Can dual-layer CT be an alternative to MRI in breast cancer staging?

By Amerigo Allegretto, staff writer

March 7, 2023 -- Dual-layer CT with high-contrast images demonstrates potential as a useful method for preoperative staging of breast cancer, according to research presented March 4 at ECR 2023 in Vienna.

In his presentation, Bok Dong Yeo from Kyungpook National University Hospital in South Korea discussed his team's findings, which showed that by creating virtual monochromatic images at low energy use, dual-layer CT is comparable to breast MRI in this setting and has high agreement with pathology findings.

"Dual-layer breast CT is feasible to assess breast cancer extent for preoperative tumor staging with excellent agreement in tumor size compared to breast MRI," Yeo said.

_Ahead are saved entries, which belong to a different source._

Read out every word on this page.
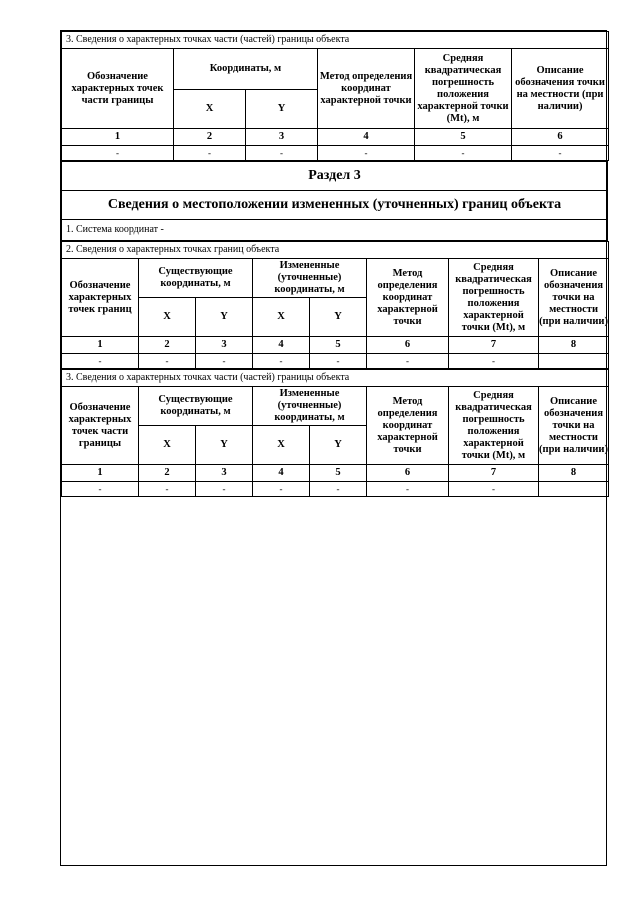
3. Сведения о характерных точках части (частей) границы объекта					
Обозначение характерных точек части границы	Координаты, м		Метод определения координат характерной точки	Средняя квадратическая погрешность положения характерной точки (Mt), м	Описание обозначения точки на местности (при наличии)
	X	Y			
1	2	3	4	5	6
-	-	-	-	-	-
Раздел 3
Сведения о местоположении измененных (уточненных) границ объекта
1. Система координат -
2. Сведения о характерных точках границ объекта							
Обозначение характерных точек границ	Существующие координаты, м		Измененные (уточненные) координаты, м		Метод определения координат характерной точки	Средняя квадратическая погрешность положения характерной точки (Mt), м	Описание обозначения точки на местности (при наличии)
	X	Y	X	Y			
1	2	3	4	5	6	7	8
-	-	-	-	-	-	-	
3. Сведения о характерных точках части (частей) границы объекта							
Обозначение характерных точек части границы	Существующие координаты, м		Измененные (уточненные) координаты, м		Метод определения координат характерной точки	Средняя квадратическая погрешность положения характерной точки (Mt), м	Описание обозначения точки на местности (при наличии)
	X	Y	X	Y			
1	2	3	4	5	6	7	8
-	-	-	-	-	-	-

MRI is considered the most sensitive modality when it comes to supplemental breast imaging, including in evaluating the extent of breast cancer prior to treatment. However, as Yeo noted, MRI is limited in availability, has higher cost, and has longer image acquisition times.

Dok Bong Yeo from Kyungpook National University Hospital in South Korea presented his team
Dok Bong Yeo from Kyungpook National University Hospital in South Korea presented his team's findings at ECR 2023, showing that dual-layer CT has high concordance with MRI when it comes to breast cancer staging. The images shown depict how this CT method also detects suspicious breast lesions prior to treatment in comparison to conventional MRI. Images courtesy of Dok Bong Yeo and the European Society of Radiology.

Dual-layer CT meanwhile creates virtual monochromatic images at different monochromatic x-ray energies from two different energy datasets. When at low kiloelectronvolts (keV), these images can increase contrast enhancement. Additionally, NAME said dual-layer CT can overcome increased image noise at low-energy levels with an anti-correlative filter, canceling out scattering and photoelectric effects.

Yeo and colleagues wanted to test dual-layer CT's feasibility in breast cancer staging as well as compare it with conventional MRI and pathology findings. They gathered data from 152 women with an average age of 51.5 years who had a total of 155 breast lesions. Out of the lesions found, 121 were invasive ductal carcinoma, 10 were ductal carcinoma in situ (DCIS), and the remaining 14 were labeled "others."

On dual-layer CT, the team acquired virtual monochromatic images with 40 keV and reconstructed them into 3D images. The CT images were reviewed by radiologists first, and then after a month, MR images were reviewed independently to reduce memory bias.

The researchers found that dual-layer CT showed high correlation and agreement with MRI pathology findings, including through correlation measurements and tumor sizing.

Comparison between dual-layer CT, breast MRI, and pathology findings
  MRI vs. Pathology Dual-CT vs. Pathology Dual-layer CT vs. MRI
Tumor size difference (cm) -0.04 +0.08 +0.12
Pearson's correlation coefficient 0.8354 0.8352 0.8414
Intraclass correlation coefficient 0.839 0.817 0.810

The correlation between CT and MRI results was statistically significant (p < 0.001). Yeo said their study shows that dual-layer breast CT can be used as an alternative for cancer staging when breast MRI is not available.